I told him I would look up the story online when we got off the phone.

“So there’s that,” Charlie said, “which is in the news. But here is something that is not: Two days before that, a lot of guns went missing at Fort Devens.”

“I thought that was some kind of base for the reserves these days,” I said.

“It is,” Charlie said. “Army Reserve and National Guard and Marines. Nearly eight hundred military vehicles.

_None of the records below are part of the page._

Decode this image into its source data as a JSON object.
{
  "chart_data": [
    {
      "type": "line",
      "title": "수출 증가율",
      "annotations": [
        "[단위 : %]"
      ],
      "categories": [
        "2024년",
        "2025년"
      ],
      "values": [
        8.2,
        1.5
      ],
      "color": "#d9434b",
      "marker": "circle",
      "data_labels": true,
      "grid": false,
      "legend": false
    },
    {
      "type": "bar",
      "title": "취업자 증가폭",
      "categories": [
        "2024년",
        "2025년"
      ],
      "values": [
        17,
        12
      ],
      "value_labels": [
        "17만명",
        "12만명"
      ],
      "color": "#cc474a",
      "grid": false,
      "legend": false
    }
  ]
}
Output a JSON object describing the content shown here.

And a lot of guns never get fired.”

“Sounds like they’re going to get fired now,” I said.

“Uh-huh,” Charlie said.

“Stolen guns at Logan and missing guns at Fort Devens,” I said.

“Sounds to me,” Charlie said, “as if somebody might be trying to build up to a big finish on that granddaddy of all gun deals we talked about.”

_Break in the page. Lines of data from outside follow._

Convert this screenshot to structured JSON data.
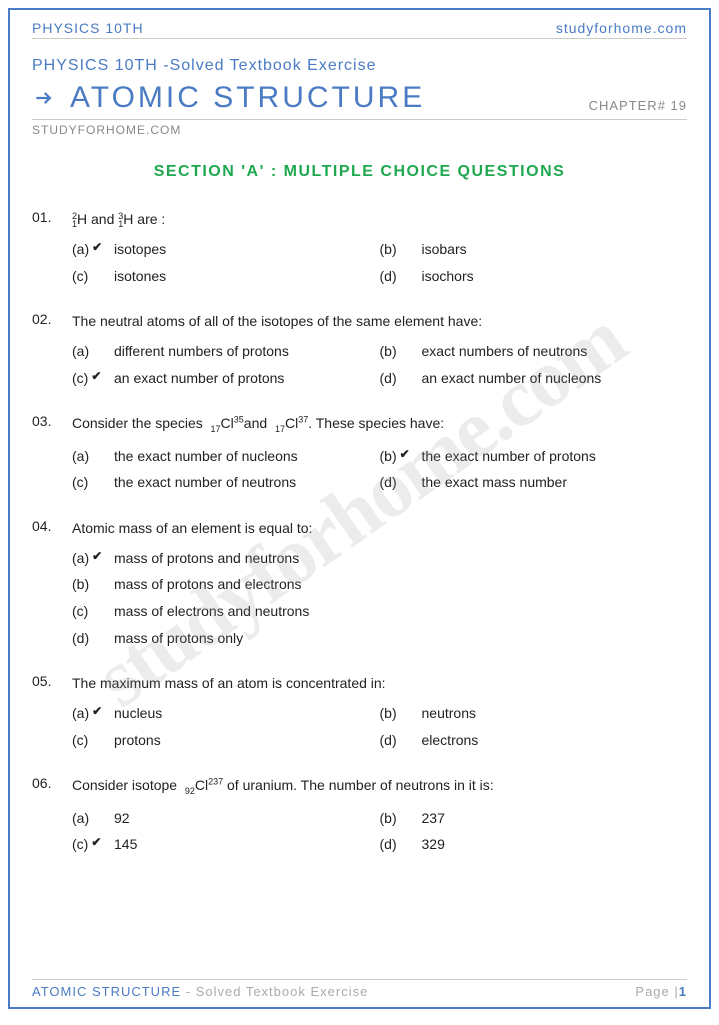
{
  "colors": {
    "accent": "#4a7bc4",
    "section": "#1fa84f",
    "muted": "#888",
    "text": "#222"
  },
  "header": {
    "left": "PHYSICS 10TH",
    "right": "studyforhome.com",
    "subtitle": "PHYSICS 10TH -Solved Textbook Exercise",
    "title": "ATOMIC STRUCTURE",
    "chapter": "CHAPTER# 19",
    "site": "STUDYFORHOME.COM"
  },
  "watermark": "studyforhome.com",
  "section_title": "SECTION 'A' : MULTIPLE CHOICE QUESTIONS",
  "questions": [
    {
      "num": "01.",
      "text_html": "<span class='isotope'><span>2</span><span>1</span></span>H and <span class='isotope'><span>3</span><span>1</span></span>H are :",
      "layout": "two-col",
      "options": [
        {
          "label": "(a)",
          "correct": true,
          "text": "isotopes"
        },
        {
          "label": "(b)",
          "correct": false,
          "text": "isobars"
        },
        {
          "label": "(c)",
          "correct": false,
          "text": "isotones"
        },
        {
          "label": "(d)",
          "correct": false,
          "text": "isochors"
        }
      ]
    },
    {
      "num": "02.",
      "text_html": "The neutral atoms of all of the isotopes of the same element have:",
      "layout": "two-col",
      "options": [
        {
          "label": "(a)",
          "correct": false,
          "text": "different numbers of protons"
        },
        {
          "label": "(b)",
          "correct": false,
          "text": "exact numbers of neutrons"
        },
        {
          "label": "(c)",
          "correct": true,
          "text": "an exact number of protons"
        },
        {
          "label": "(d)",
          "correct": false,
          "text": "an exact number of nucleons"
        }
      ]
    },
    {
      "num": "03.",
      "text_html": "Consider the species &nbsp;<span class='sub'>17</span>Cl<span class='sup'>35</span>and &nbsp;<span class='sub'>17</span>Cl<span class='sup'>37</span>. These species have:",
      "layout": "two-col",
      "options": [
        {
          "label": "(a)",
          "correct": false,
          "text": "the exact number of nucleons"
        },
        {
          "label": "(b)",
          "correct": true,
          "text": "the exact number of protons"
        },
        {
          "label": "(c)",
          "correct": false,
          "text": "the exact number of neutrons"
        },
        {
          "label": "(d)",
          "correct": false,
          "text": "the exact mass number"
        }
      ]
    },
    {
      "num": "04.",
      "text_html": "Atomic mass of an element is equal to:",
      "layout": "one-col",
      "options": [
        {
          "label": "(a)",
          "correct": true,
          "text": "mass of protons and neutrons"
        },
        {
          "label": "(b)",
          "correct": false,
          "text": "mass of protons and electrons"
        },
        {
          "label": "(c)",
          "correct": false,
          "text": "mass of electrons and neutrons"
        },
        {
          "label": "(d)",
          "correct": false,
          "text": "mass of protons only"
        }
      ]
    },
    {
      "num": "05.",
      "text_html": "The maximum mass of an atom is concentrated in:",
      "layout": "two-col",
      "options": [
        {
          "label": "(a)",
          "correct": true,
          "text": "nucleus"
        },
        {
          "label": "(b)",
          "correct": false,
          "text": "neutrons"
        },
        {
          "label": "(c)",
          "correct": false,
          "text": "protons"
        },
        {
          "label": "(d)",
          "correct": false,
          "text": "electrons"
        }
      ]
    },
    {
      "num": "06.",
      "text_html": "Consider isotope &nbsp;<span class='sub'>92</span>Cl<span class='sup'>237</span> of uranium. The number of neutrons in it is:",
      "layout": "two-col",
      "options": [
        {
          "label": "(a)",
          "correct": false,
          "text": "92"
        },
        {
          "label": "(b)",
          "correct": false,
          "text": "237"
        },
        {
          "label": "(c)",
          "correct": true,
          "text": "145"
        },
        {
          "label": "(d)",
          "correct": false,
          "text": "329"
        }
      ]
    }
  ],
  "footer": {
    "title": "ATOMIC STRUCTURE",
    "sub": " - Solved Textbook Exercise",
    "page_label": "Page |",
    "page_num": "1"
  }
}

“You think it’s the same people,” I said.

“Doesn’t matter what I think,” he said. “ATF does.”

“Be a pretty ballsy move to make,” I said.

“I told you that volume is the key if somebody wanted to make real money selling guns illegally,” he said.

“You think Desmond Burke or Albert Antonioni has the manpower to make a ballsy move like this?” I said.

“Whoever did it might have had to outsource some of the labor,” Charlie said. “But, yeah, it’s doable.”

“And would involve enough money to have a fight over.”

“You need to remember something about guys like Desmond and Albert,” Charlie said. “They’d fight over dirt.”

“If Desmond wants it, Albert wants it,” I said. “And vice versa.”

“Heavy on the vice,” Charlie said.

“It might not even be as much about the money,” I said, “as about one of them wanting to beat the other.”

“It doesn’t have to be one of them,” Charlie said.

“I know.”

“But you want it to be.”

“I want this to be over,” I said. “That’s what I want.”

“Welcome to my world,” he said. “Or at least my former one.”

“How’s Mrs. Whitaker, by the way?” I said.

“Visiting her sister in Florida.”

“If you hear anything else, let me know,” I said. “I can use all the help I can get.”

“Just remember something,” Charlie Whitaker said. “If figuring shit like this out were easy, everybody’d do it.”

I told him I would hold the thought.

Thirty-Nine

I met my father for lunch at the Legal Sea Foods at Park Plaza. Every time we went there he would give me a brief tutorial about the history of Legal, from the first one opening in Inman Square in Cambridge in the 1950s, and give me the most up-to-date count on how many there were in the chain now, including one at Logan Airport.

But this one was our favorite. They still served the best seafood in town, the service was terrific. It also wasn’t too loud, even when crowded at lunchtime the way it was now. We both had chowder as an appetizer and fried clams as a main course. By the time the clams were in front of us, I had gone over as much of the conversation with Albert Antonioni the day before as I could remember.